Mesmo num
mundo já em grande medida comandado pela ciência, as crenças estão longe de ter desaparecido, sejam elas religiosas,
político-ideológicas, nacionalistas ou de fé em qualquer outro tipo de verdades
– indemonstráveis racionalmente mas sempre plausíveis, face à inesgotável
imaginação dos humanos. Elas (as crenças), quando partilhadas por muitos,
também proporcionam integração comunitária, segurança e satisfação pessoal para
os indivíduos assim integrados. Mas quase sempre vêem com desconfiança, ou por
vezes mesmo com animosidade, aqueles que não pertencem à sua “fratria”, em
especial quando ambas concorrem pela apropriação de certo tipo de recursos,
materiais ou simbólicos. As guerras religiosas e as guerras inter-nacionais
foram fenómenos extremos destas tensões, mas nem por isso raras nem menos
significativas – e também sempre produtoras de sofrimento e destruição. Neste
sentido, deve ser saudado o esforço ocorrido na modernidade para, por meio de
negociações, tratados e organizações supra-nacionais, superar os antagonismos
entre poderes estatais, a benefício de uma ordem mundial mais pacífica e, se
possível, mais justa. E devem igualmente ser saudados os passos dados por
algumas das grandes religiões instituídas em direcção a um maior ecumenismo,
tolerância ou fraternização inter-religiosa.
Hoje, podemos
constatar em nossa própria casa o caminho percorrido por confissões religiosas
dominantes desde o tempo em que ocorriam matanças anti-judaicas (como o progrom de Lisboa de 1506) até às
pacíficas manifestações de fé religiosa como Fátima agora exibiu; e
confrontá-lo, em outros lugares, com os morticínios acidentais que que não raro
acontecem em Meca, sem hereje por perto, apenas devido ao descontrolo de massas
fanatizadas, ou a indignidade dos conflitos inter-religiosos que mesmo agora
têm ocorrido em Jerusalém pela apropriação simbólica dos “lugares santos”.

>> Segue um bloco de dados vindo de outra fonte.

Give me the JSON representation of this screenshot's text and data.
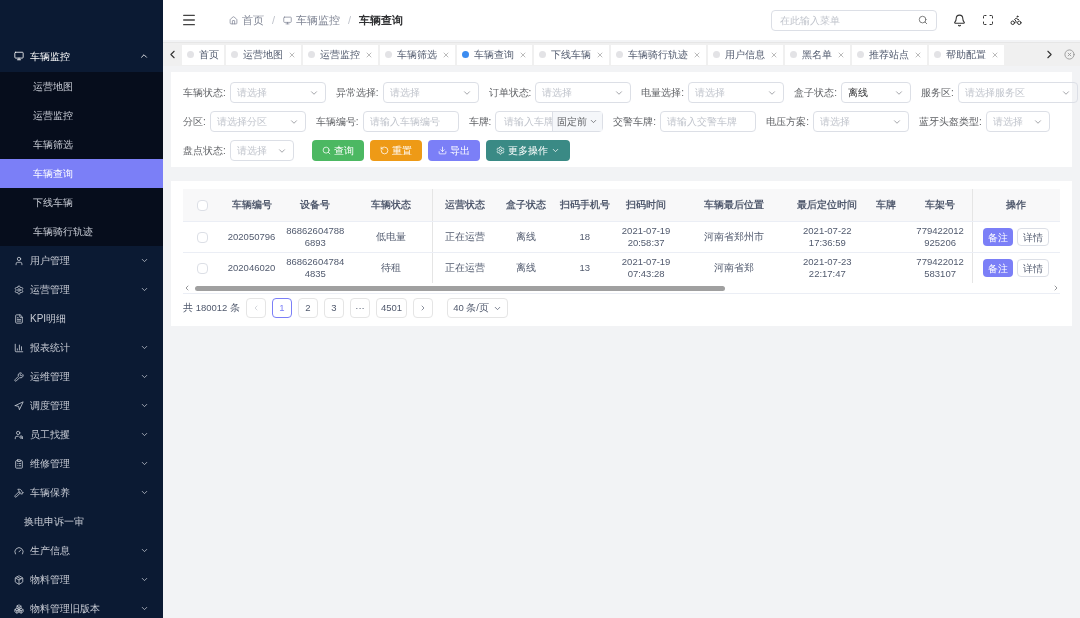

Estes são factos que interpelam sobretudo as lideranças dos movimentos
religiosos, onde se situam os seus mais altos chefes, os teólogos e os
organizadores da cadeia ou estrutura clerical que, no conjunto, funcionam como intermediários entre os crentes e a
divindade (e amiúde mereciam ser criticados). Mas isto não explica nem resolve
o fenómeno da crença religiosa com que a humanidade se tem confrontado, a
partir da dúvida existencial que subsiste em cada ser, enquadrada pelo meio
social em que se encontra inserido. A confissão de um “retorno à fé” por parte
de uma personalidade culta, inteligente e afirmativa como Clara Ferreira Alves (ver
o Expresso de 13.Maio.2017 e também a
entrevista já aí publicada a 21.Novembro.2015) tem, nestas circunstâncias, um
valor intrínseco que, independentemente de argumentos, críticas ou louvores,
deve ser respeitado e suscitar a reflexão de terceiros.
Todo o poder
político moderno, particularmente no caso do Estado-nação, coloca em termos
semelhantes a relação da “classe dirigente” com os seus cidadãos. O governo
democrático – do povo e para o povo – exige necessariamente esse mesmo papel de
intermediação, e daí os inevitáveis instrumentos que são os partidos políticos
e as consultas eleitorais ou referendárias. Mas, como diria alguém, não há
intermediações grátis: não somenta elas têm um custo quantificável mas também
desenvolvem interesses e estratégias próprias, que lhes importa conservar e
alargar.
Voltemos,
porém, à questão da crença para afirmar que nenhuma crença colectiva ou
partilhada consegue marcar duradouramente o meio social onde existe se não se
dotar dos instrumentos de acção colectiva
indispensáveis para alargar a sua influência, subsistir face à evolução dos
tempos ou às agressões de que possa ser alvo. E não se pode falar de acção,
nesta escala já grandiosa, sem a ela juntar os dispositivos de organização capazes de lhe permitir a
continuidade, a regularidade e a normatividade convenientes – isto é: capazes
de actuar durante, e permanecer para além, das meras conjunturas. Nestas
últimas, imperam a criatividade, as lideranças carismáticas, a resiliência e
capacidade de reacção. Para além delas, tem de salientar-se o papel das instituições, que têm tanto de efeitos
de congelação dos impulsos e gestas emocionais como, simultaneamente, garantem
o papel de regularizadores da vida colectiva e de provedores da previsibilidade
de que cada ser humano necessita para sustentar a sua existência e os laços que
o unem a terceiros.
O espírito de
seita e o antagonismo doutrinário manifestam-se frequentemente nas formações
voluntárias de cidadãos. Estas, representam interesses, identidades e visões de
futuro diferentes (quer sejam movimentos, sindicatos, partidos ou lobbies), todas legítimas, é certo, mas
que se encontram quase sempre submetidas à lógica da luta pelo poder de Estado
(ou procuram influir na sua actuação) e por isso se deixam cegar, a ponto de
perderem totalmente a noção de bem-comum
na sociedade de que fazem parte, seja ela de enraizamento local, nacional ou
(hoje) mundial. Pior, claro, é quando no território de um Estado-nação as
partes desavindas pegam em armas e instauram uma situação de guerra civil.
Laboriosamente,
os estados ocidentais curaram desde há mais de um século de introduzir normas
jurídicas regularizadoras dos conflitos guerreiros, para travar ou limitar o
potencial de barbárie aí existente e tão conhecida no passado mais longínquo.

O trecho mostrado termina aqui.